I have a long program and the goal is to solve the matrix system ax=b. When I run it, it reveals that "error: size of variable is too large".
program ddm
integer :: i,j,k
integer, parameter :: FN=1,FML=80,FMH=80
integer, parameter :: NBE=1*80*80 !NBE=FN*FML*FMH
double precision, dimension(1:3*NBE,1:3*NBE) :: AA
double precision, dimension(1:3*NBE) :: BB
double precision :: XX(3*NBE)
double precision, dimension(1:NBE) :: DSL,DSH,DNN
double precision, dimension(1:FML,1:FMH) :: DSL1,DSH1,DNN1
! Construct a block matrix
AA(1:NBE,1:NBE) = SLSL
AA(1:NBE,NBE+1:2*NBE) = SLSH
AA(1:NBE,2*NBE+1:3*NBE) = SLNN
AA(NBE+1:2*NBE,1:NBE) = SHSL
AA(NBE+1:2*NBE,NBE+1:2*NBE) = SHSH
AA(NBE+1:2*NBE,2*NBE+1:3*NBE) = SHNN
AA(2*NBE+1:3*NBE,1:NBE) = NNSL
AA(2*NBE+1:3*NBE,NBE+1:2*NBE) = NNSH
AA(2*NBE+1:3*NBE,2*NBE+1:3*NBE) = NNNN
! Construct a block matrix for boundary condition
BB(1:NBE) = SLBC
BB(NBE+1:2*NBE) = SHBC
BB(2*NBE+1:3*NBE) = NNBC
call GE(AA,BB,XX,3*NBE)
DSL = XX(1:NBE)
DSH = XX(NBE+1:2*NBE)
DNN = XX(2*NBE+1:3*NBE)
DSL1 = reshape(DSL,(/FML,FMH/))
DSH1 = reshape(DSH,(/FML,FMH/))
DNN1 = reshape(DNN,(/FML,FMH/))
open(unit=2, file='DNN2.txt', ACTION="write", STATUS="replace")
do i=1,80
write(2,'(*(F14.7))') real(DNN1(i,:))
end do
end program ddm
Note: GE(AA,BB,XX,3*NBE) is the function for solving the matrix system. Below is the GE function.
subroutine GE(a,b,x,n)
!===========================================================
! Solutions to a system of linear equations A*x=b
! Method: Gauss elimination (with scaling and pivoting)
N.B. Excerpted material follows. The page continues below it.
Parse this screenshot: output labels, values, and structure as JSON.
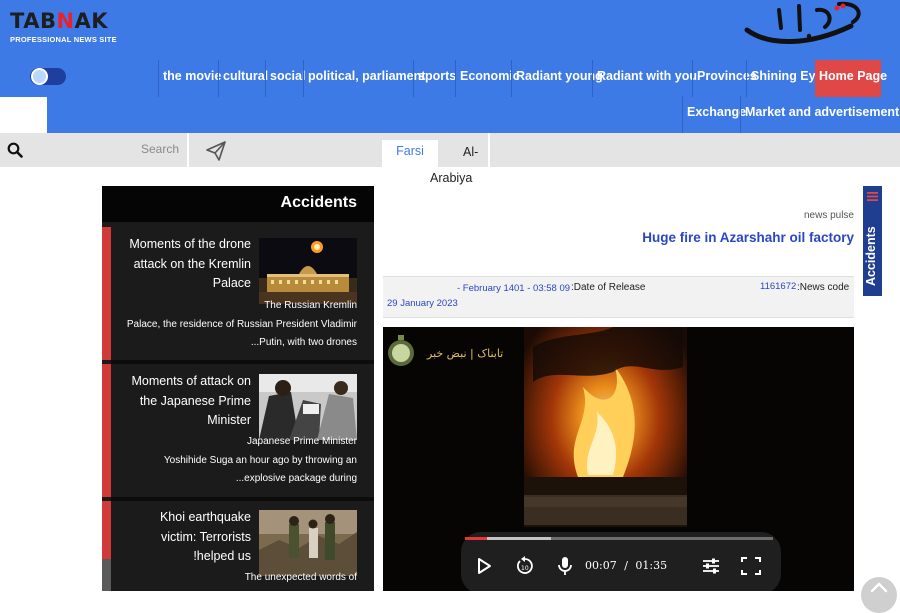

!-----------------------------------------------------------
! input ...
! a(n,n) - array of coefficients for matrix A
! b(n) - array of the right hand coefficients b
! n - number of equations (size of matrix A)
! output ...
! x(n) - solutions
! coments ...
! the original arrays a(n,n) and b(n) will be destroyed
! during the calculation
!===========================================================
implicit none
integer n
double precision a(n,n),b(n),x(n)
double precision s(n)
double precision c, pivot, store
integer i, j, k, l
! step 1: begin forward elimination
do k=1, n-1
! step 2: "scaling"
! s(i) will have the largest element from row i
do i=k,n ! loop over rows
s(i) = 0.0
do j=k,n ! loop over elements of row i
s(i) = max(s(i),abs(a(i,j)))
end do
end do
! step 3: "pivoting 1"
! find a row with the largest pivoting element
pivot = abs(a(k,k)/s(k))
l = k
do j=k+1,n
if(abs(a(j,k)/s(j)) > pivot) then
pivot = abs(a(j,k)/s(j))
l = j
end if
end do
! Check if the system has a sigular matrix
if(pivot == 0.0) then
write(*,*) "The matrix is singular"
return
end if
! step 4: "pivoting 2" interchange rows k and l (if needed)
if (l /= k) then
do j=k,n
store = a(k,j)
a(k,j) = a(l,j)
a(l,j) = store
end do
store = b(k)
b(k) = b(l)
b(l) = store
end if
! step 5: the elimination (after scaling and pivoting)
do i=k+1,n
c=a(i,k)/a(k,k)
a(i,k) = 0.0
b(i)=b(i)- c*b(k)
do j=k+1,n
a(i,j) = a(i,j)-c*a(k,j)
end do
end do
end do
! step 6: back substiturion
x(n) = b(n)/a(n,n)
do i=n-1,1,-1
c=0.0
do j=i+1,n
c= c + a(i,j)*x(j)
end do
x(i) = (b(i)- c)/a(i,i)
end do
end subroutine GE
Turn your arrays (at least AA, BB, XX) into allocatable arrays and allocate them by yourself in the code. You are hitting the memory limit of statically allocated arrays. There is a limit of 2GB on some systems if I remember well (experts will confirm or give the right numbers).